L'hydrogène en Île-de-France : compréhension de la filière et identification des territoires à fort potentiel

Étude

23 janvier 2023Thomas Hemmerdinger, Lucas Sittler

Depuis quelques années maintenant, l’hydrogène s’est installé dans le débat public et est présenté comme une solution nécessaire pour atteindre la neutralité carbone à l’horizon 2050. Cette étude réalisée par l’AREC, département énergie climat de L’Institut Paris Region cherche à favoriser une meilleure compréhension de cette filière et de ses enjeux à travers une compilation de connaissances et une analyse des avantages et limites liés à son développement. Elle propose également une analyse de la notion d’écosystèmes territoriaux permettant d’identifier des territoires à fort potentiel hydrogène en Île-de-France. 

L’hydrogène, une réalité industrielle et des perspectives ambitieuses pour la neutralité carbone 

Loin de l’imaginaire collectif, l’hydrogène est une molécule utilisée déjà massivement en tant que "matière" dans deux industries stratégiques : le raffinage des produits pétroliers et la production d’ammoniac pour les engrais. Ces secteurs industriels, répartis sur huit raffineries et quatre usines d’engrais en France, sont regroupés au sein de plateformes pétrochimiques disposant de leur propre unité de production d’hydrogène. En Île-de-France, le site de Grandpuits (77) accueille à la fois une bio-raffinerie et une usine d’engrais : activités qui sans changements drastiques des modes de transports et des pratiques agricoles poursuivront leur croissance. 

L’hydrogène est également consommé sur d’autres sites industriels (nanomatériaux, verre, acier, laboratoires de recherche, agroalimentaire…) car essentiel à leurs procédés. Moins présents en Île-de-France, une dizaine de sites ont été identifiés. L’exemple du méthanol (utilisé notamment dans les stations d’épuration), produit à partir de l’hydrogène, est emblématique : la consommation francilienne atteint plusieurs milliers de tonnes et pourtant l’approvisionnement est majoritairement étranger. 

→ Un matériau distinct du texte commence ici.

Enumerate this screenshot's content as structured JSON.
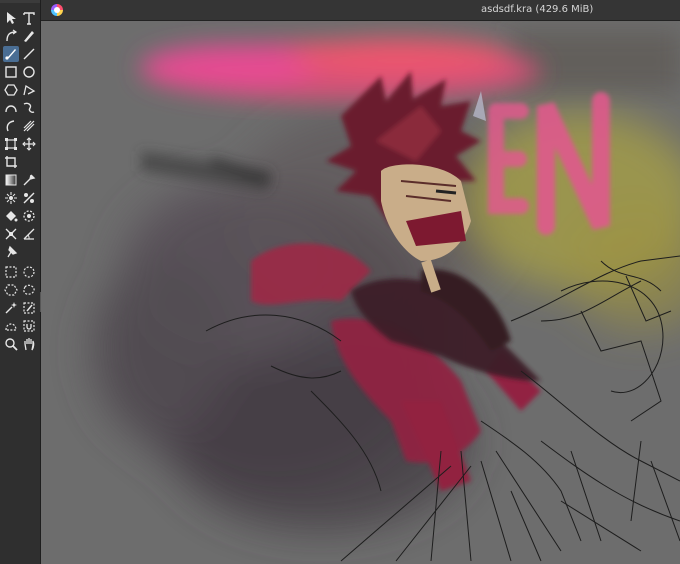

Aux niveaux national et européen, les stratégies de transition écologique et énergétique intègrent désormais l’hydrogène comme un élément-réponse aux objectifs de réduction des émissions de gaz à effet de serre. La "décarbonation" des usages "matière" est estimée prioritaire : le transfert technologique du vaporeformage de gaz naturel à l’électrolyse de l’eau et la diminution des importations d’énergies fossiles sont les pistes privilégiées.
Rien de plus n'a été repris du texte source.